O que é ainda mais problemático é que os mercados estrangeiros têm requisitos cada vez mais rigorosos para o pós-venda e regulamentações automotivas. Por exemplo, na Europa e nos Estados Unidos, oficinas de reparação terceirizadas podem subscrever a tecnologia de reparação das empresas automóveis, para que os consumidores não tenham de ir às lojas 4S para reparar os seus carros. No entanto, o modelo de lucro de muitas montadoras chinesas depende da vinculação de lojas 4S. Este método não funcionará depois de viajar para o exterior.
Há também vários limites de certificação – verificação de veículos (WVTA), certificação de segurança e proteção ambiental (E/e-mark), certificação de segurança de rede (CSMS), passaporte de bateria… Os revendedores de automóveis de exportação cinzentos simplesmente não conseguem lidar com isso, e todos eles dependem de tirar vantagem das lacunas políticas. Mas agora, as lacunas estão sendo fechadas.

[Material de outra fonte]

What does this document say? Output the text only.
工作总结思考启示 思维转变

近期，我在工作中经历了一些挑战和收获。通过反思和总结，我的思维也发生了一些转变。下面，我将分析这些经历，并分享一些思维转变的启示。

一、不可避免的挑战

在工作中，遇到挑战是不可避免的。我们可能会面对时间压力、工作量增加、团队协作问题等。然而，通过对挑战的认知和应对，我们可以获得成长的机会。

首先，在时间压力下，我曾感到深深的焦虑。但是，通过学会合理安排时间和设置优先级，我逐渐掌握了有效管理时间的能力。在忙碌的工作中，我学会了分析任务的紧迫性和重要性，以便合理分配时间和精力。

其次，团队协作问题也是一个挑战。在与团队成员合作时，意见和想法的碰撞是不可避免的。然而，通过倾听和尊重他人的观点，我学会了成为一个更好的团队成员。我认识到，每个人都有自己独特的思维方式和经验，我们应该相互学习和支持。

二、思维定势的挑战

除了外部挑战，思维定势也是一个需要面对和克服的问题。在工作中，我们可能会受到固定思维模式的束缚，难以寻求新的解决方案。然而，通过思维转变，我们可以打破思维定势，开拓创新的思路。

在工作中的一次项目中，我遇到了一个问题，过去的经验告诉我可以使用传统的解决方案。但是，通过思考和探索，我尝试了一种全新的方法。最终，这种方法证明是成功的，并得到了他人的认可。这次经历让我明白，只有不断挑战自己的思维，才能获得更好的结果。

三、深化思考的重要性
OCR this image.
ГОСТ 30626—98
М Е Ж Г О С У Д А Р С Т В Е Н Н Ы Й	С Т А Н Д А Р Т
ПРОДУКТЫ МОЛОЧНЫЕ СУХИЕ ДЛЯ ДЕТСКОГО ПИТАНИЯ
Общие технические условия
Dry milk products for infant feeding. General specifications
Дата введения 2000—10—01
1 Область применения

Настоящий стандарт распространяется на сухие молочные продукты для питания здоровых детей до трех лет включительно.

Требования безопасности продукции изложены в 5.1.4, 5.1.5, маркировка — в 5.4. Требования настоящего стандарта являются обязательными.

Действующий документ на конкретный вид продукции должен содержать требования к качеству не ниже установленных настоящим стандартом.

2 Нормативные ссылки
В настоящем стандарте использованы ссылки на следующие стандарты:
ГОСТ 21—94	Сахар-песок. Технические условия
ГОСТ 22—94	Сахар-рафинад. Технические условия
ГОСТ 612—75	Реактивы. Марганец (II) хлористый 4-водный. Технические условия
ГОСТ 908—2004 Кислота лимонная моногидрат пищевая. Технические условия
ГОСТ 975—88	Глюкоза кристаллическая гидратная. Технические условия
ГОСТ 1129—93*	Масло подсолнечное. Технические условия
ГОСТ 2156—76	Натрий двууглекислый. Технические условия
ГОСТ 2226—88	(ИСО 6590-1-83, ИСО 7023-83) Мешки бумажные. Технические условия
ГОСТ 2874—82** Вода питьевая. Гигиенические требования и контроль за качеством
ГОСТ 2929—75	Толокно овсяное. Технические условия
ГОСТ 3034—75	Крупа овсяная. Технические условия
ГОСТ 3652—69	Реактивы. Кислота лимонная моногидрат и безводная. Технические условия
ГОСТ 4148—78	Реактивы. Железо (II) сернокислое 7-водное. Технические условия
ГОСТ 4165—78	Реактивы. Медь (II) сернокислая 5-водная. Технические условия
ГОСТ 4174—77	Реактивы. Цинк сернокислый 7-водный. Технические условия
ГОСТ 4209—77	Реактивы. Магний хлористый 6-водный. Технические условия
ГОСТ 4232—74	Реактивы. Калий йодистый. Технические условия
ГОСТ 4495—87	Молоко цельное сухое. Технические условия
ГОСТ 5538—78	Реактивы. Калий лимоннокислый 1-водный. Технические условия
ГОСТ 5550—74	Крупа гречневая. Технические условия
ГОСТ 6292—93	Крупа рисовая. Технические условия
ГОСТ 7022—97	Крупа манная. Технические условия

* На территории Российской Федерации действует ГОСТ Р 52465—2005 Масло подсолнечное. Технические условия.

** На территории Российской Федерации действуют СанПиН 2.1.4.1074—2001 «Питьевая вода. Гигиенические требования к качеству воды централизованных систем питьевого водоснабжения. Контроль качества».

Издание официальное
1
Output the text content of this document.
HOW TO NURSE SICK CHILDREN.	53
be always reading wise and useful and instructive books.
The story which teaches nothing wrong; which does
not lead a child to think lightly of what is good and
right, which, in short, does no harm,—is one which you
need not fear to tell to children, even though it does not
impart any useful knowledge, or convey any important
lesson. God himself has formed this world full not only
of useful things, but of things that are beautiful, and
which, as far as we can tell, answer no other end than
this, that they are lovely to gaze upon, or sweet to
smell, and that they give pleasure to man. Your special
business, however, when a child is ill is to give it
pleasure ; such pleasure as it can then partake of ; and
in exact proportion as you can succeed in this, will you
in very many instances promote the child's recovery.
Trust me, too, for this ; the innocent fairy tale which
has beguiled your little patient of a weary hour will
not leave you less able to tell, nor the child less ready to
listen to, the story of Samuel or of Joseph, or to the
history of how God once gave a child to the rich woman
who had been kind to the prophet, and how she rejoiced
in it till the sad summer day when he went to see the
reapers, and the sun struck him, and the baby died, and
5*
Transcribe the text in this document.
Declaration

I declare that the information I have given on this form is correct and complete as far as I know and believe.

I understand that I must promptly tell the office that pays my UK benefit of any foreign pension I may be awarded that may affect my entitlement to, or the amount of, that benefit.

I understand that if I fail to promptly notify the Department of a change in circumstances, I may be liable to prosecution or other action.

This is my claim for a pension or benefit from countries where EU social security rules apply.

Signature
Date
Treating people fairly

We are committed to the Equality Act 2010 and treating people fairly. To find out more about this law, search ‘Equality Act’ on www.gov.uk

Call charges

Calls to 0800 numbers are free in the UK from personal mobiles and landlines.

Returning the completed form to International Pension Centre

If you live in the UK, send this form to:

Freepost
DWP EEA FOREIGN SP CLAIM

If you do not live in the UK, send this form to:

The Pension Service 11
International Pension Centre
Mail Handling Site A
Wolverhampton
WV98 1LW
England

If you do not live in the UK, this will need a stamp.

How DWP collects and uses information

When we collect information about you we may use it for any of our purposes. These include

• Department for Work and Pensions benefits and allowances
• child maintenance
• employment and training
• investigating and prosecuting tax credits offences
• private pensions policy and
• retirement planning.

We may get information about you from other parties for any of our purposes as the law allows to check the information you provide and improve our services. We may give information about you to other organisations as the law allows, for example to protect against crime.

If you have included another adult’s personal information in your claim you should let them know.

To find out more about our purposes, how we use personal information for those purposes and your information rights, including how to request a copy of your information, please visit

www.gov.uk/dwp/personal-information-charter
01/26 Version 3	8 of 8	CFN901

No ano passado, o Presidente do Uzbequistão visitou pessoalmente a China e Rabyad foi construir uma fábrica; este ano, a Ideal também fez sua primeira parada no exterior, no Uzbequistão. A Rússia é ainda mais implacável, aumentando directamente as taxas de reciclagem e colmatando as lacunas nas importações isentas de impostos provenientes da Ásia Central. Agora, quando um carro chinês entra na Rússia, só a taxa de reciclagem deve ser paga em 60.000 yuans.
Obviamente, estes países não querem mais ser “estações de trânsito”. O que eles querem é que as empresas automóveis formais se estabeleçam e impulsionem o emprego local e as cadeias industriais. Os novos regulamentos dos quatro ministérios e comissões da China estão em linha com esta tendência – a partir de 2026, a exportação de veículos eléctricos puros deve ser autorizada pelas empresas automóveis, e os bons dias do comércio cinzento acabaram.
A fase de crescimento bárbaro desta “viagem automóvel” está finalmente a chegar ao fim.